As I noted last week, the Habitat III conference in Quito, Ecuador, two weeks ago ended with the UN’s member nations agreeing to the New Urban Agenda. This document had been hammered out in negotiations over the previous year or so in a process that, bizarrely, largely excluded what is arguably the most important level of government: urban governments themselves.
We live in an age of nation-states (and supra-national corporations and organizations, such as the World Trade Organization), and have come to believe they are the most important levels of governance. But there is a strong case to be made that this is not so.
Certainly the mayors or their delegates from 500 cities around the world who gathered in Bogotá before the Habitat conference did not think so. As Montreal Mayor Denis Coderre put it bluntly in a quote in an online news site: “You don’t define the world through countries and continents anymore.
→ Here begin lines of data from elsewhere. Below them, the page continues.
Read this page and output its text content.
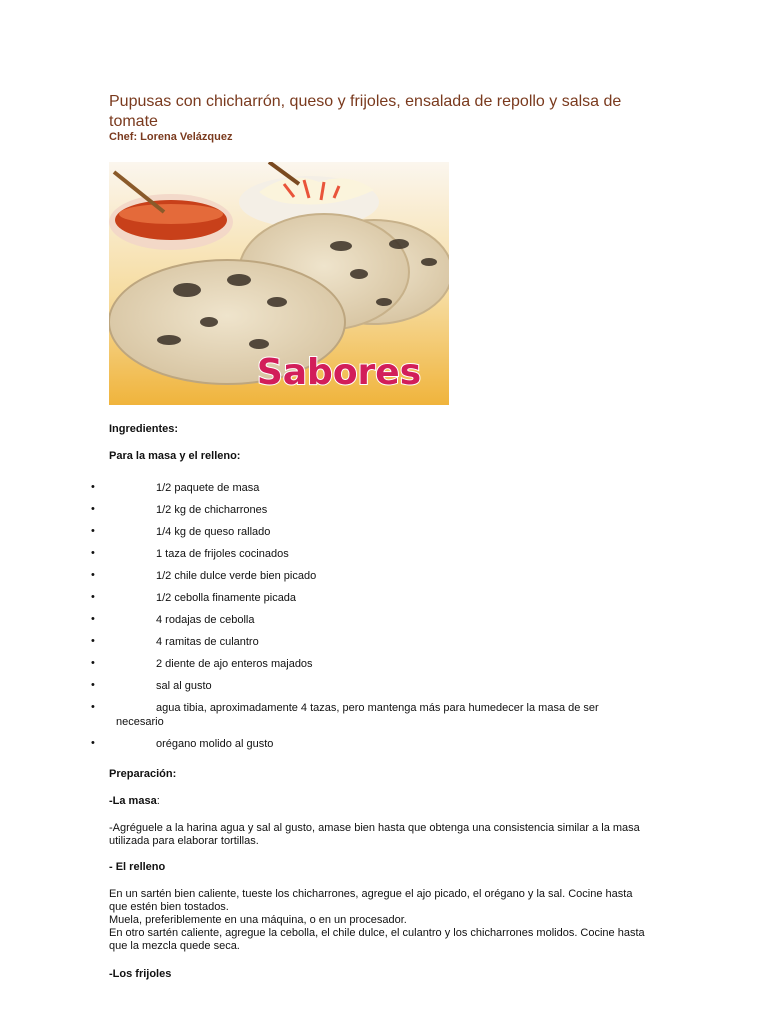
Pupusas con chicharrón, queso y frijoles, ensalada de repollo y salsa de tomate
Chef: Lorena Velázquez
Sabores
Ingredientes:
Para la masa y el relleno:
•	1/2 paquete de masa
•	1/2 kg de chicharrones
•	1/4 kg de queso rallado
•	1 taza de frijoles cocinados
•	1/2 chile dulce verde bien picado
•	1/2 cebolla finamente picada
•	4 rodajas de cebolla
•	4 ramitas de culantro
•	2 diente de ajo enteros majados
•	sal al gusto
•	agua tibia, aproximadamente 4 tazas, pero mantenga más para humedecer la masa de ser necesario
•	orégano molido al gusto
Preparación:
-La masa:
-Agréguele a la harina agua y sal al gusto, amase bien hasta que obtenga una consistencia similar a la masa utilizada para elaborar tortillas.
- El relleno
En un sartén bien caliente, tueste los chicharrones, agregue el ajo picado, el orégano y la sal. Cocine hasta que estén bien tostados.
Muela, preferiblemente en una máquina, o en un procesador.
En otro sartén caliente, agregue la cebolla, el chile dulce, el culantro y los chicharrones molidos. Cocine hasta que la mezcla quede seca.
-Los frijoles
You define the world through cities.”
In fact, city-states preceded nation-states around the world; examples include the Greek city-states, Rome and the city-states of Renaissance Italy. On the other hand, the nation-state is a comparatively recent development. In general, it is largely a 19th-century European phenomenon, in which the people that constitute a cultural and ethnic nation are linked to the geo-political entity of a state.
Moreover, in her interesting 1984 book Cities and the Wealth of Nations, urbanist Jane Jacobs pointed out that cities are the hubs of innovation and creativity and that it is cities, not nations, that create wealth. Yet at the UN, cities are considered little more than NGOs, even though they represent more than half the world’s people.
In the Bogotá Commitment, the United Cities and Local Governments network lays out proposals for ways local governments can play a better and more significant role in global decision-making, arguing that “local and regional governments will need to be at the centre of public-policy processes” and that “the answers generated within urban settlements and territories will pave the way for global solutions.”
The mayors also correctly pointed out that local governments are closest to the citizens and that “the democratic legitimacy of local governments is based on their direct relationship with the citizens.” These are challenging thoughts, especially for those national governments whose claim to democratic legitimacy might be debatable.
The problem of municipal government exclusion does not lie with the UN itself, but with its member states; they are the ones who collectively decided to effectively shut out the municipal governments. In part, this might be because they feel threatened by the power of large city governments, who also feel, quite rightly, that they know their issues and the required actions better than more remote national governments.
In Canada, we might add, city governments know better than provincial-level politicians and bureaucrats. But unfortunately, municipalities do not have an independent existence, constitutionally, in Canada. Rather, they are often described as “creatures of the province,” subject to provincial direction; as such, the federal government effectively has little or no role, other than handing out funding with strings attached. We do not have a national urban policy or a federal Ministry of Urban Affairs, even though four out of five Canadians live in urban areas.
Yet if you think about it, many of the policies and programs that most affect our well-being and quality of life come from local government: clean water, sewers and sanitation, roads and public transport, police and fire services, parks and recreation, urban planning, building inspection, education and libraries (school boards and library boards are other forms of local government) … the list goes on.
So if municipalities in Canada and around the world are to assume the vital role they need to play in improving well-being, reducing poverty, addressing climate change and other major issues, they need to be recognized as legitimate and important levels of government. They need a seat at the national and global tables and they need the powers and resources — including taxing powers such as sales or even income taxes — to play their part effectively. After all, municipal governments matter most.
Dr. Trevor Hancock is a professor and senior scholar at the University of Victoria’s school of public health and social policy.